According to the Mexican ministry of culture, visitors to the Ruta de Tequila, which became a UNESCO World Heritage Site in 2006, increased from 131,000 in 2005 to 514,000 in 2010—an increase of almost 300 percent in just five years. Those numbers have continued to go up, and the area is currently hoping to hit 1.4 million visitors by 2020. If they get there, they would outpace all of Scotland’s whisky distilleries.

This massive growth in tequila tourism can be attributed, at least in part, to the spirit’s transformation from something you shoot during a night of wild partying into something you sip and savor as you would a good scotch or bourbon. Distilleries are leaning in hard to tequila’s reputation, creating experiences that are drawing in the agave curious from all over the world. “Mexicans make up a large percentage of those who come year-round,” says Jose “Pepe” Hermosillo, founder of Casa Noble Tequila. “But we also see a great number of Americans traveling specifically to experience Tequila and our distillery. We have even started to see more guests visiting from Europe, Asia and Australia in recent years.”

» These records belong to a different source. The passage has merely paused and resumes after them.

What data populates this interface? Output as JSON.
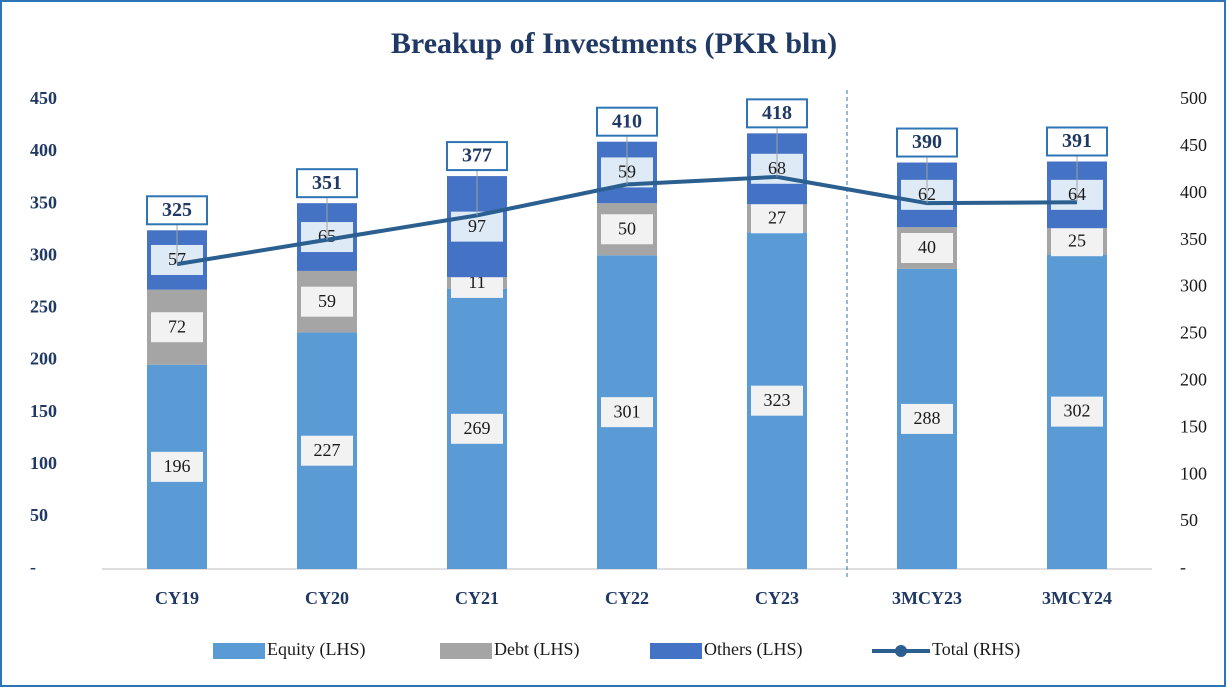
{
  "chart_data": {
    "type": "bar",
    "stacked": true,
    "title": "Breakup of Investments (PKR bln)",
    "categories": [
      "CY19",
      "CY20",
      "CY21",
      "CY22",
      "CY23",
      "3MCY23",
      "3MCY24"
    ],
    "series": [
      {
        "name": "Equity (LHS)",
        "color": "#5b9bd5",
        "values": [
          196,
          227,
          269,
          301,
          323,
          288,
          302
        ]
      },
      {
        "name": "Debt (LHS)",
        "color": "#a5a5a5",
        "values": [
          72,
          59,
          11,
          50,
          27,
          40,
          25
        ]
      },
      {
        "name": "Others (LHS)",
        "color": "#4472c4",
        "values": [
          57,
          65,
          97,
          59,
          68,
          62,
          64
        ]
      },
      {
        "name": "Total (RHS)",
        "color": "#2a5f8f",
        "type": "line",
        "axis": "y2",
        "values": [
          325,
          351,
          377,
          410,
          418,
          390,
          391
        ]
      }
    ],
    "ylim": [
      0,
      450
    ],
    "yticks": [
      {
        "value": 0,
        "label": "-"
      },
      50,
      100,
      150,
      200,
      250,
      300,
      350,
      400,
      450
    ],
    "y2lim": [
      0,
      500
    ],
    "y2ticks": [
      {
        "value": 0,
        "label": "-"
      },
      50,
      100,
      150,
      200,
      250,
      300,
      350,
      400,
      450,
      500
    ],
    "legend": "bottom"
  }
}
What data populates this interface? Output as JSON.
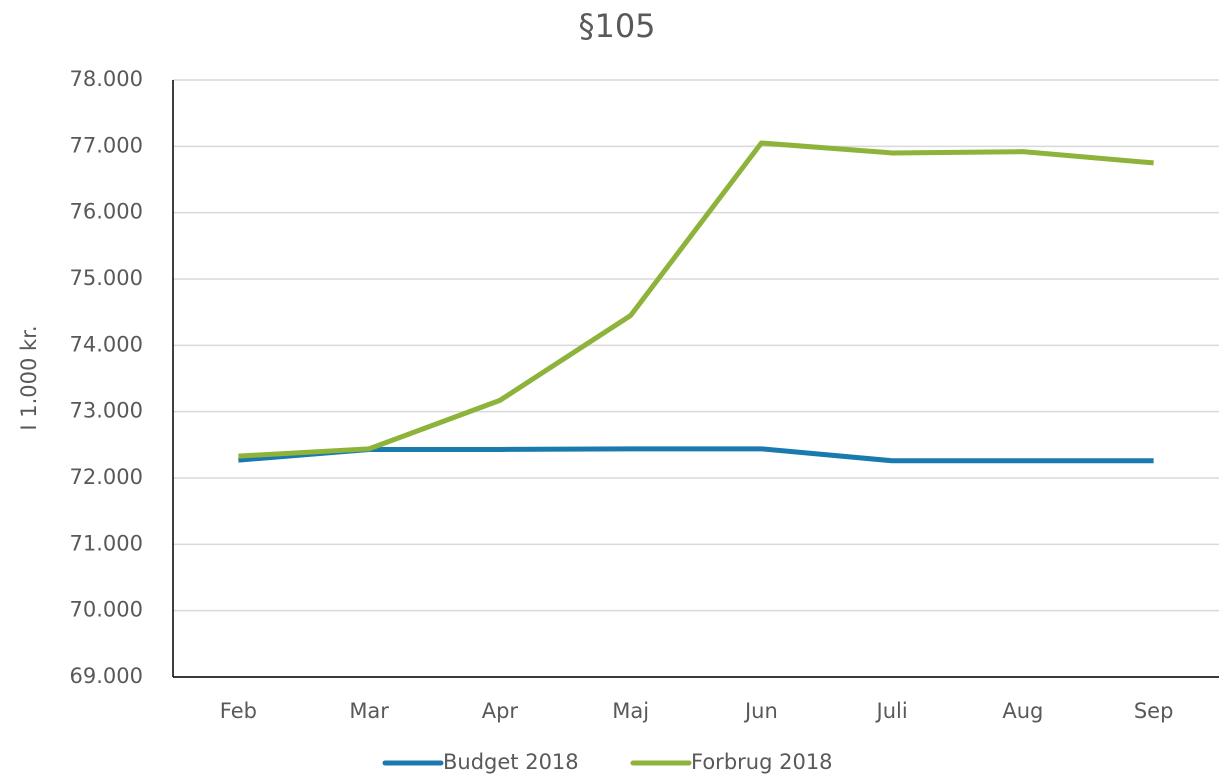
{
  "chart_data": {
    "type": "line",
    "title": "§105",
    "y_label": "I 1.000 kr.",
    "categories": [
      "Feb",
      "Mar",
      "Apr",
      "Maj",
      "Jun",
      "Juli",
      "Aug",
      "Sep"
    ],
    "series": [
      {
        "name": "Budget 2018",
        "color": "#1a7aad",
        "values": [
          72270,
          72430,
          72430,
          72440,
          72440,
          72260,
          72260,
          72260
        ]
      },
      {
        "name": "Forbrug 2018",
        "color": "#8db33a",
        "values": [
          72330,
          72440,
          73170,
          74450,
          77050,
          76900,
          76920,
          76750
        ]
      }
    ],
    "ylim": [
      69000,
      78000
    ],
    "yticks": [
      {
        "value": 69000,
        "label": "69.000"
      },
      {
        "value": 70000,
        "label": "70.000"
      },
      {
        "value": 71000,
        "label": "71.000"
      },
      {
        "value": 72000,
        "label": "72.000"
      },
      {
        "value": 73000,
        "label": "73.000"
      },
      {
        "value": 74000,
        "label": "74.000"
      },
      {
        "value": 75000,
        "label": "75.000"
      },
      {
        "value": 76000,
        "label": "76.000"
      },
      {
        "value": 77000,
        "label": "77.000"
      },
      {
        "value": 78000,
        "label": "78.000"
      }
    ],
    "grid": true,
    "legend": "bottom"
  }
}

And, to take advantage of the influx of visitors, distilleries are finding creative ways for people to experience tequila that go well beyond the traditional tasting room. Hermosillo has made it so that his visitors never have to leave, as Casa Noble also operates a boutique hotel with visiting chefs and bartenders where every room is an oversized barrel. And while Casa Noble might prefer you stay forever, other distilleries want you on the move. A little more than a year ago, Herradura Tequila reimagined its Tequila Express—a luxe train that runs through the agave fields from Guadalajara to Amatitán. “We wanted people to experience the expressions in a totally different way,” says Herradura homeplace manager Denisse Sanchez, who also notes that Herradura alone gets 40,000 visitors a year. The hour and a half train trip includes cushy leather seats, flat screen TVs and private bartenders.

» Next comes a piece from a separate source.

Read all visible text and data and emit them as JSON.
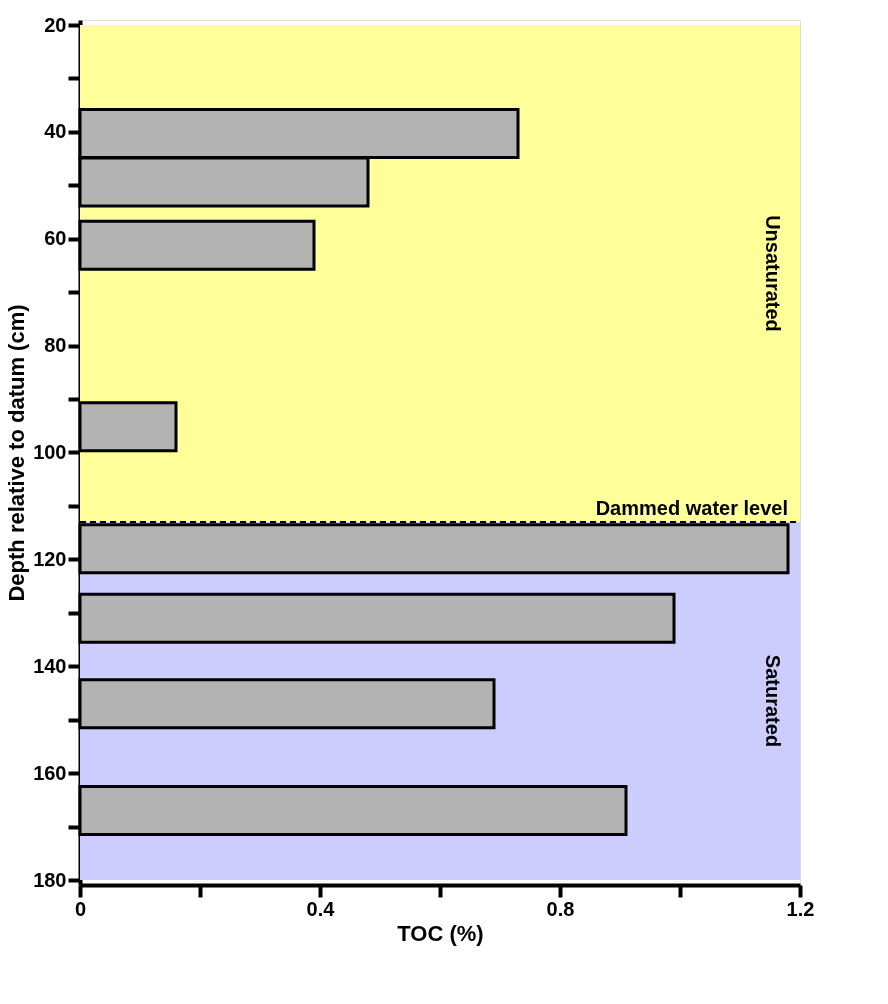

Distilleries are also luring visitors with distillery-only experiences. At Casa Noble, Hermosillo offers blending sessions during which visitors create their own tequila blend to take home, as well as night tours of its centuries-old facilities.

But tequila, unlike whiskey, offers a unique agricultural experience as well. Both Hermosillo and Sanchez emphasize the importance of walking the agave fields, which, in the spirits world, is an experience fairly unique to tequila. You don’t often hear bourbon makers wax poetic on tours of the corn fields or scotch makers excitedly showing off peat bogs. As Sanchez puts it, the goal is to create something totally immersive, so people don’t just experience how tequila tastes, but how it’s made—from the land to the still to the bottle.

Courtesy of Casa Noble

And then there is Patrón, which offers an extremely intensive experience to a small group of people every year. “It’s not really like a tourist visit,” says Antonio Rodriguez, Patrón’s head of production. For the last four years the world’s second largest tequila producer has brought bartenders, beverage directors and other people who, in one way or another, deal with tequila every day, to its fields, its distillery and its community. Visitors spend a day talking with agave growers and in the production facility where 10 tahonas, the massive volcanic stone wheels that crush the agave, work 24/7. But visitors also leave the distillery to see surrounding areas and are invited to participate in service with local food banks and other charitable organizations. “We want to do experiences that are as deep as possible,” says Rodriguez. “The most important thing to us are people and the community.”

Hermosillo feels similarly. “I think the spirit itself is initially what brings people to our distillery,” he says. “But teaching travelers about our heritage is extremely important to us...and it’s what keeps people coming back.” And if the numbers are any indication they’re coming back and then coming back again—and they’re bringing friends.